De volgende amendementen, die in beginsel of in geherformuleerde vorm voor de Commissie aanvaardbaar waren, zijn niet in het gemeenschappelijk standpunt opgenomen:

- een overweging met betrekking tot het verband met Richtlijn 92/106/EEG inzake gecombineerd vervoer (1);

- een verduidelijking van het concept "tijdelijk vervoer" (9, 12);

- het opleggen van geldstraffen als mogelijke boete (25, 28);

- het vaststellen van de datum van toepassing op 1 januari 2009 (35); in het gemeenschappelijk standpunt is bepaald dat de verordening 24 maanden na de inwerkingtreding wordt toegepast.

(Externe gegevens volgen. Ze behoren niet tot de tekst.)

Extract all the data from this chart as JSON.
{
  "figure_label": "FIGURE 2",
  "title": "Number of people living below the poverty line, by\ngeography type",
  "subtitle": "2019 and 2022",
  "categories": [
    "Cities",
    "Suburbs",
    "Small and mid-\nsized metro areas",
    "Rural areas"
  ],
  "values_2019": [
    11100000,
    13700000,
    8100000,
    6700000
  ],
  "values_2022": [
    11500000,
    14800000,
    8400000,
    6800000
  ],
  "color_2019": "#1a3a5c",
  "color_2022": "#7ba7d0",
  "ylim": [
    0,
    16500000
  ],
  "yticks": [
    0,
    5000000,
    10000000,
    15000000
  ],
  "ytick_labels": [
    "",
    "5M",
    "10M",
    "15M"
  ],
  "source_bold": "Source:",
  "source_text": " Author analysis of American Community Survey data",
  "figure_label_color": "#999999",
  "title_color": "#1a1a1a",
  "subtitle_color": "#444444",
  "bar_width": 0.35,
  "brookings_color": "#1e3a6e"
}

De overige amendementen van het Europees Parlement, waarmee de Commissie, althans in de voorgestelde bewoordingen, niet akkoord kon gaan, zijn niet in het gemeenschappelijk standpunt overgenomen. Deze amendementen hadden met name betrekking op:

- de verdere openstelling van de markt voor cabotage (3, 4, 18);

- het verlenen van toestemming voor het verrichten van cabotagevervoer na gedeeltelijke lossing (16);

- het toestaan van nauwere samenwerking inzake cabotage tussen bepaalde lidstaten (5, 21);

- de verwijzing naar de richtlijn inzake terbeschikkingstelling van werknemers als regel die van toepassing is op cabotageactiviteiten (23);

- de mogelijkheid voor lidstaten om het derdelandenvervoer te reguleren (6, 14, 15);

- de vraag naar één document voor alle soorten wegvervoer (20).

In het gemeenschappelijk standpunt zijn de volgende nieuwe bepalingen opgenomen:

- de mogelijkheid om de geldigheidsduur van de vergunning aan te passen aan de technische vooruitgang (artikel 4, lid 2);

- beveiligingskenmerken van de vergunning, de gewaarmerkte afschriften daarvan en het bestuurdersattest (artikel 4, lid 4, en artikel 5, lid 3, alsook bijlagen I en II);

- de bepalingen met betrekking tot het bestuurdersattest (artikel 5), met name de verwijzing naar Richtlijn 2003/109/EG betreffende de status van langdurig ingezeten onderdanen van derde landen;

- een verslag dat de Commissie tegen eind 2013 moet indienen en waarin zij de marktsituatie moet analyseren, de doeltreffendheid van de controles en de ontwikkeling van de arbeidsomstandigheden in de sector moet beoordelen en moet nagaan of de harmonisering van de regels zo ver is gevorderd dat gedacht kan worden aan een verdere liberalisering van de binnenlandse markten, inclusief de markt voor cabotage (artikel 16, lid 3).

Er zij op gewezen dat de overeengekomen definitie van cabotage (artikel 8) door sommige lidstaten, die een strengere beperking van de toegestane cabotage wensten, als het maximum aanvaardbare wordt beschouwd, terwijl andere lidstaten, die voorstander zijn van verdere openstelling van de markt, die definitie als het minimum aanvaardbare beschouwen.

4. CONCLUSIE

De Raad heeft het gemeenschappelijk standpunt met gekwalificeerde meerderheid aangenomen. De Commissie steunt het gemeenschappelijk standpunt omdat ze van oordeel is dat het tegemoet komt aan de belangrijkste doelstellingen van haar voorstel.